— Ну, почему же обязательно последним, — успокоительно говорю я. — И потом, согласитесь, немногое устойчиво в этом мире. Все обновляется, во всяком случае, подвержено изменению. Поверьте, если бы я был уверен, что я — последний следователь, я был бы очень рад. И про клеймо, по-моему, вы преувеличиваете; на вещах-то какая может быть вина. Кстати, Адам Михайлович, зачем покойного вынесли из исповедальни?
— Мы подумали, что он жив, — оказать помощь.
— Кто подумал?
— Кто-то сказал: «Шевелится!» Но не помню. Смятение, знаете, все ошеломлены, напуганы… Ужасно…
— Разумеется, — соглашаюсь я. — Полагаю, Адам Михайлович, вы закрыли за собой наружную дверь?
— Конечно, — поспешно заверяет меня ксендз и смотрит в глаза, словно ожидая похвалы.
— Зачем же вам понадобилось запираться?
— Да, зачем? — недоуменно повторяет ксендз. — Не знаю.
— Странно, Адам Михайлович, у вас получается, — говорю я. — О чем вас ни спросишь, ничего вы не знаете.
— Меня не за что осуждать, — гонорливо отвечает ксендз.
— Что вы, упаси, как говорится бог, — говорю я. — Я осуждать не умею. У меня, Адам Михайлович, другая профессия. Я обязан узнать, почему один человек лишил другого человека жизни. Мне надо многое понять, я рассчитываю на вашу помощь. Давайте присядем.
— И что вы хотите узнать? — сердито спрашивает ксендз. — Я уже отвечал на вопросы вашего человека.
— Я хочу знать, кто из присутствовавших сегодня в костеле людей не способен на убийство. Как вы думаете?
— Не знаю, — отвечает ксендз и спохватывается: — Что-то я заладил одно. Это день такой, перепутались мысли…
Потом он молчит — думает, и я молчу — жду, и молчание наше длится долго.
— Не способен вообще? — наконец спрашивает ксендз. — В любых обстоятельствах? Если так, то только пани Ивашкевич и дочь органиста. Белов, органист, Буйницкий воевали. У Белова и Буйницкого даже ордена есть. Хотя там другое дело… А в такой, мирной, жизни — не думаю, мне кажется, они не могут. Хотя… Художник? Его я не знаю. Жолтак? Было за ним дело, человека порезал ножом, мать избивал. Бог его поймет.

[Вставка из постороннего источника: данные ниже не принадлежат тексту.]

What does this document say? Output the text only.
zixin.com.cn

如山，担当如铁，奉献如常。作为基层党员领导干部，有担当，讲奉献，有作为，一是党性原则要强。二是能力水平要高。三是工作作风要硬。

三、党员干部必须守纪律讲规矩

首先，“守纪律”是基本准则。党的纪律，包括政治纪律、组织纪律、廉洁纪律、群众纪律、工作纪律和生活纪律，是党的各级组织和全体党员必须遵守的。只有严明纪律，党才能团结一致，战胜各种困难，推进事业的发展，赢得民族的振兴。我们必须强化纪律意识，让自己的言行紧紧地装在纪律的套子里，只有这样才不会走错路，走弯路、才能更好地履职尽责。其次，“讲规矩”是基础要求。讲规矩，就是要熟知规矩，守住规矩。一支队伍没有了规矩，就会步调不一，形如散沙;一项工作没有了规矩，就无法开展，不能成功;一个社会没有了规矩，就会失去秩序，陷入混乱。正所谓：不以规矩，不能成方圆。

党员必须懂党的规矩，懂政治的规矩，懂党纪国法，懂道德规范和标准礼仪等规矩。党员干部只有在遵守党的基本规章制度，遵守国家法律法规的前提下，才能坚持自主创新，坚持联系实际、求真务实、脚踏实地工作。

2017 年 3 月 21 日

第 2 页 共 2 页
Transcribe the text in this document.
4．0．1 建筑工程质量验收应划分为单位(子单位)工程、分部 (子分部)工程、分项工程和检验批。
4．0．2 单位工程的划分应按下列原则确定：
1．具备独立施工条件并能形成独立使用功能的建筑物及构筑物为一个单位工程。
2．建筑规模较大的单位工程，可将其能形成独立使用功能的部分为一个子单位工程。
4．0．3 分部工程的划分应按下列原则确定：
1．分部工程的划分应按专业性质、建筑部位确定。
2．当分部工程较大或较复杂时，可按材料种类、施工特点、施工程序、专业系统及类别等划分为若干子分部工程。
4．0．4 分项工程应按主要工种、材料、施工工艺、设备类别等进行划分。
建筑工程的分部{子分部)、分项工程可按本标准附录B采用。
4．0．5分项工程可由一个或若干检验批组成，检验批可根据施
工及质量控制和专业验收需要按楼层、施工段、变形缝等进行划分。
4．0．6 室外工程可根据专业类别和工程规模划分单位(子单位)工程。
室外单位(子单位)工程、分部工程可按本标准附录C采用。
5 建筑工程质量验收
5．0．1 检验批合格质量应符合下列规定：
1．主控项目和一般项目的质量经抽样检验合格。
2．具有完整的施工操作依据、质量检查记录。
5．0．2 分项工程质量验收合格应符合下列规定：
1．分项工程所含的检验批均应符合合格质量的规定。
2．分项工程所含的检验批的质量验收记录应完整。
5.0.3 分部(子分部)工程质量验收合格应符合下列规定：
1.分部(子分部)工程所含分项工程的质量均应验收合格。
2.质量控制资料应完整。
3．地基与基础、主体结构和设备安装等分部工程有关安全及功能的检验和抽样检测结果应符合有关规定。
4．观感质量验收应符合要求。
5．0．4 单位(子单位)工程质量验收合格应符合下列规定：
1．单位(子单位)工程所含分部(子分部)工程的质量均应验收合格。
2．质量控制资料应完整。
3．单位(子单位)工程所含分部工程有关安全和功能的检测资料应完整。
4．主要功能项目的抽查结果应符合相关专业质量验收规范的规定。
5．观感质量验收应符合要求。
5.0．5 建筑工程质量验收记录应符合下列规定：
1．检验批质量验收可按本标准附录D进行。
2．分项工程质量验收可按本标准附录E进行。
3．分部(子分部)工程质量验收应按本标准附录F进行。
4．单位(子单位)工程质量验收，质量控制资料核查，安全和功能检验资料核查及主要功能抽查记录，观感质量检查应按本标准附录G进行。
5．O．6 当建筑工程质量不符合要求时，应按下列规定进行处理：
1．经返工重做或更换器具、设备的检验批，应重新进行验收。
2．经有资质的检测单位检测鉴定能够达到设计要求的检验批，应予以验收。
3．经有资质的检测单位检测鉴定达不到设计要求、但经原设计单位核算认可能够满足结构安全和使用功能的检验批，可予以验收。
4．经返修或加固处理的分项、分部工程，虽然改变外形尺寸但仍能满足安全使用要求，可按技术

Я? О присутствующих, есть правило, не говорят, но, наверное, тоже способен. Да все, буквально, все! — восклицает ксендз отчаянно и удивленно. — А еще экскурсанты приходили. Предводитель у них такой, знаете, человек — врет и не краснеет.
Этический поворот темы мне в данную минуту неинтересен.
— Вот вы назвали фамилию Белов, — говорю я. — Это кто?
Директор краеведческого музея, — кратко отвечает ксендз; по его мнению, он дал мне исчерпывающую характеристику.
— Он что — воинствующий атеист? — спрашиваю я.
Ксендз неопределенно качает головой.
— Он пришел в костел поспорить с вами?
— Белов не для этого приходит, — говорит ксендз. — У него иные цели. Жаль, что уже темно, но вы, верно, заметили, что в костеле много ценных предметов — старая фисгармония, серебряный алтарный крест — это не отливка, ювелирная работа, полотенца, шитый бархат…
Я согласно поддакиваю и не лгу — действительно, есть интересные вещицы, вот подсвечник в частности.
— Все это, — ксендз переходит на таинственный шепот, — он хочет сделать филиалом своего музея. Ну, как в Ленинграде Казанский собор или в Вильнюсе костел святого Станислава. Такой у него вкус. Более всего на свете он жаждет заполучить сам костел, да, да, здание…
— Понятно, — говорю я. — Чтобы развесить картины о происхождении человека, опорочить непорочное зачатие. Он часто здесь появляется?
— Как когда. Последнее время — часто. Я хочу, чтобы вы правильно меня поняли. Он, наверное, прав со своей точки зрения. По правде говоря, мне бы очень не хотелось, чтобы после моей смерти костел попал под его опеку.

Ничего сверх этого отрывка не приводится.